The only problem I have with this movie’s “trappings”–effects, cinematography, etc.–is that it all seems a bit…stereotypical. The music makes great use of that accordion-sounding instrument that is synonymous with France in every American movie. People spend a lot of time drinking wine and talking about sex and art in picturesque cafes. Stripes figure prominently in several characters’ wardrobes. Paris is portrayed as a sparkly clean city full of beautiful stone buildings, bronze statues, and white people. Women (and the men around them) seem very comfortable with letting it all hang out, so to speak. It’s all so similar to the depiction of France I’ve seen in every TV show, movie, cartoon and poster here in the States that I can’t help feeling a bit suspicious. Then again, this movie was made by actual French people, and I’ve never even been to France, so what do I know? Maybe all the stereotypes are true. Also, this is the most famous French movie in America, and it’s been around for a while, so it’s possible some of the stereotypes I grew up with started with Amelie.

“Postcard Paris! Wheeeee!”

A bigger problem I have with this movie is that, even though it’s more artfully made than most romantic comedies, at bottom it’s about the same old thing: two pretty, quirky people decide to hook up because they’re both pretty and quirky. Even if Amelie’s portrayed as a pathologically shy person who gets braver by the end (sort of), she still falls back on the stalking method to woo her love interest, instead of actually trying to get to know him, and that is a method I can never condone. I mean…their relationship is primarily based on photo booth pictures! Honestly, even after seeing the movie, I still think Amelie would make a pretty good serial killer.
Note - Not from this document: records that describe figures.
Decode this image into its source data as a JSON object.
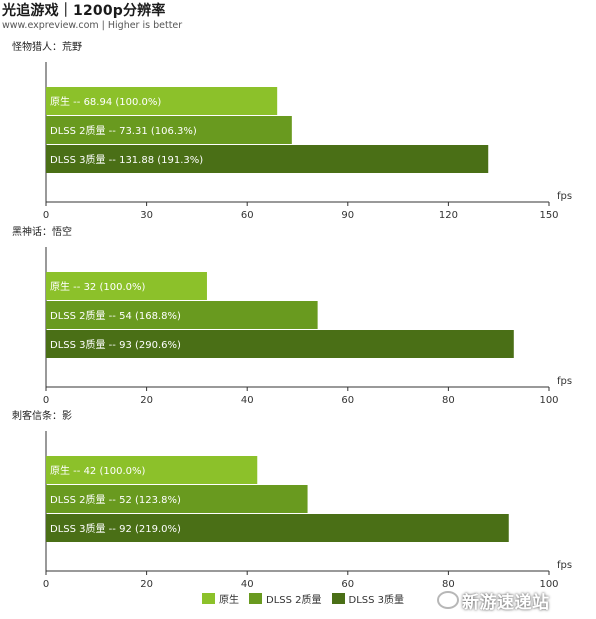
{
  "header": {
    "title": "光追游戏｜1200p分辨率",
    "subtitle": "www.expreview.com | Higher is better"
  },
  "colors": {
    "series1": "#8cc12a",
    "series2": "#699a1f",
    "series3": "#4a6f16",
    "axis": "#333333",
    "bar_text": "#ffffff"
  },
  "chart_data": [
    {
      "type": "bar",
      "orientation": "horizontal",
      "title": "怪物猎人：荒野",
      "xlabel": "fps",
      "xlim": [
        0,
        150
      ],
      "xticks": [
        "0",
        "30",
        "60",
        "90",
        "120",
        "150"
      ],
      "series": [
        {
          "name": "原生",
          "value": 68.94,
          "label": "原生  --  68.94 (100.0%)"
        },
        {
          "name": "DLSS 2质量",
          "value": 73.31,
          "label": "DLSS 2质量  --  73.31 (106.3%)"
        },
        {
          "name": "DLSS 3质量",
          "value": 131.88,
          "label": "DLSS 3质量  --  131.88 (191.3%)"
        }
      ]
    },
    {
      "type": "bar",
      "orientation": "horizontal",
      "title": "黑神话：悟空",
      "xlabel": "fps",
      "xlim": [
        0,
        100
      ],
      "xticks": [
        "0",
        "20",
        "40",
        "60",
        "80",
        "100"
      ],
      "series": [
        {
          "name": "原生",
          "value": 32,
          "label": "原生  --  32 (100.0%)"
        },
        {
          "name": "DLSS 2质量",
          "value": 54,
          "label": "DLSS 2质量  --  54 (168.8%)"
        },
        {
          "name": "DLSS 3质量",
          "value": 93,
          "label": "DLSS 3质量  --  93 (290.6%)"
        }
      ]
    },
    {
      "type": "bar",
      "orientation": "horizontal",
      "title": "刺客信条：影",
      "xlabel": "fps",
      "xlim": [
        0,
        100
      ],
      "xticks": [
        "0",
        "20",
        "40",
        "60",
        "80",
        "100"
      ],
      "series": [
        {
          "name": "原生",
          "value": 42,
          "label": "原生  --  42 (100.0%)"
        },
        {
          "name": "DLSS 2质量",
          "value": 52,
          "label": "DLSS 2质量  --  52 (123.8%)"
        },
        {
          "name": "DLSS 3质量",
          "value": 92,
          "label": "DLSS 3质量  --  92 (219.0%)"
        }
      ]
    }
  ],
  "legend": {
    "items": [
      {
        "label": "原生",
        "color": "#8cc12a"
      },
      {
        "label": "DLSS 2质量",
        "color": "#699a1f"
      },
      {
        "label": "DLSS 3质量",
        "color": "#4a6f16"
      }
    ]
  },
  "watermark": {
    "text": "新游速递站"
  }
}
She’s got the complicated schemes down, including disguises and ways of covering her tracks, and she does have a bit of a mean streak, as shown by the cruel pranks she plays on the neighbors she sees as “bad.” She’s even got the right kind of backstory–parental issues, a socially awkward personality, and at least one traumatic childhood experience. But in this movie she’s the heroine, because she only hurts people who are shown as total jerks, her stalking victim happens to think she’s hot, and…well, so does the audience. Nice.
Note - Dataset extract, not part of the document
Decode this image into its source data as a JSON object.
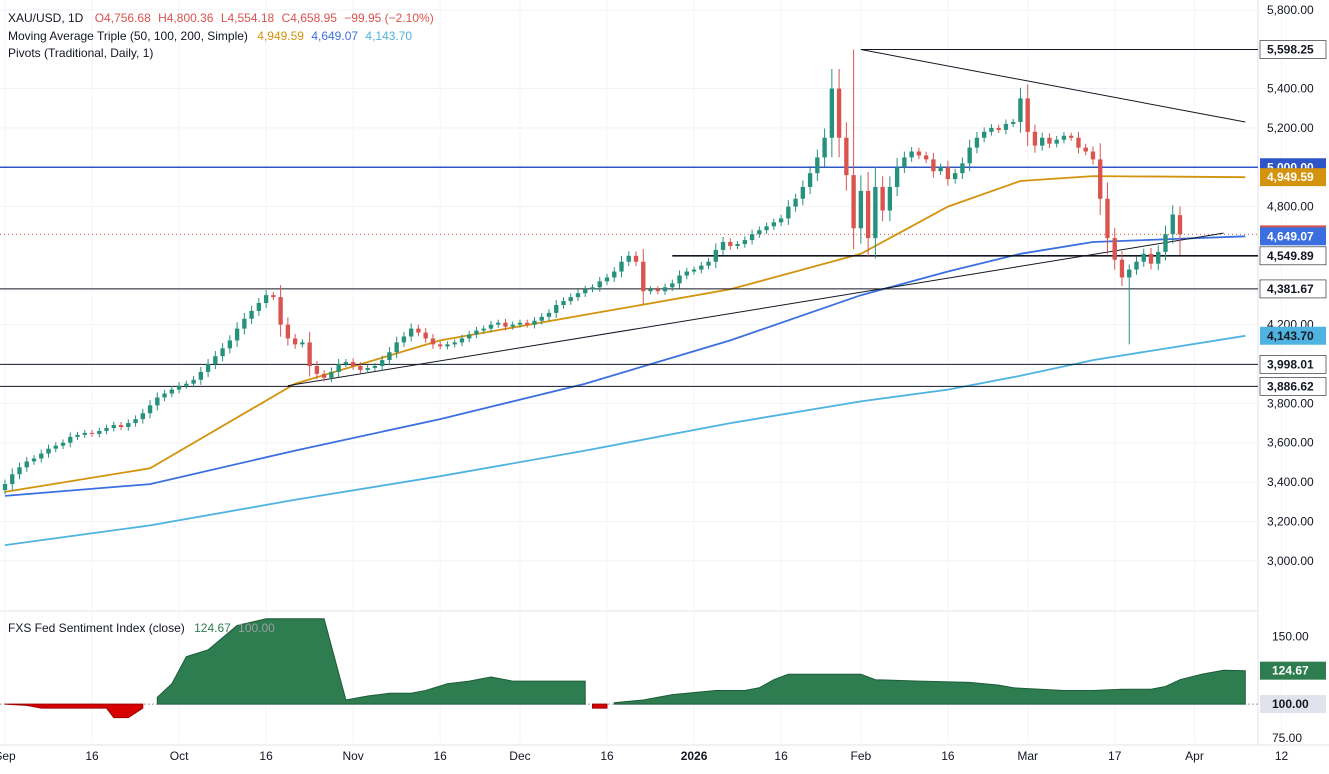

In the end, this movie’s message seems to be: “Life is short. Take action to pursue your dreams, even if it’s scary, instead of just letting things happen to you.” Which is not a bad message, all things considered. Of course, it still doesn’t quite make up for the fact that our two romantic leads are never shown speaking to each other.

Statistically speaking, relationships that begin this way have a low probability of turning out well. And I’m still getting serial killer vibes…

I can definitely understand why so many of my friends like this movie. It’s pretty, it’s cute, and it’s funny. The acting is good, the cinematography is great, and the writing is witty. It’s got a happy, feel-good plot. But it simply isn’t my cup of tea. I’m not a huge fan of romance in general, as I’ve explained before, and I tend to like movies with a little more conflict. I’m also not a huge fan of nudity, and although I wasn’t surprised to see a few casually topless women in a French film, I still could have done without them.

Things I had to look up: 

Really just the names of cocktails. Because Amelie works in a cafe that serves alcohol, people mention various drink orders a lot, which occasionally confused me. I didn’t know what a kir was, or a mauresque, for example. But I think that says more about my ignorance of wine and fancy wine drinks than my ignorance of France. I also had to look up the word “scurf.” But again, that’s an English word that I probably should have known already. Overall, this movie is very easy to follow for an American audience, which probably explains its success over here.

This is one movie that I don’t personally love, but I wouldn’t think any less of another person for loving it. It succeeds in everything it tries to do–I just don’t really love any of those things. Still, I found it mildly entertaining, and it even made me laugh out loud a couple times, which is more than I can say for most romantic movies.

You got that right, narrator.

By the way, apparently there’s a stage musical version of Amelie out now, starring Phillippa Soo. Now THAT I might pay money to see.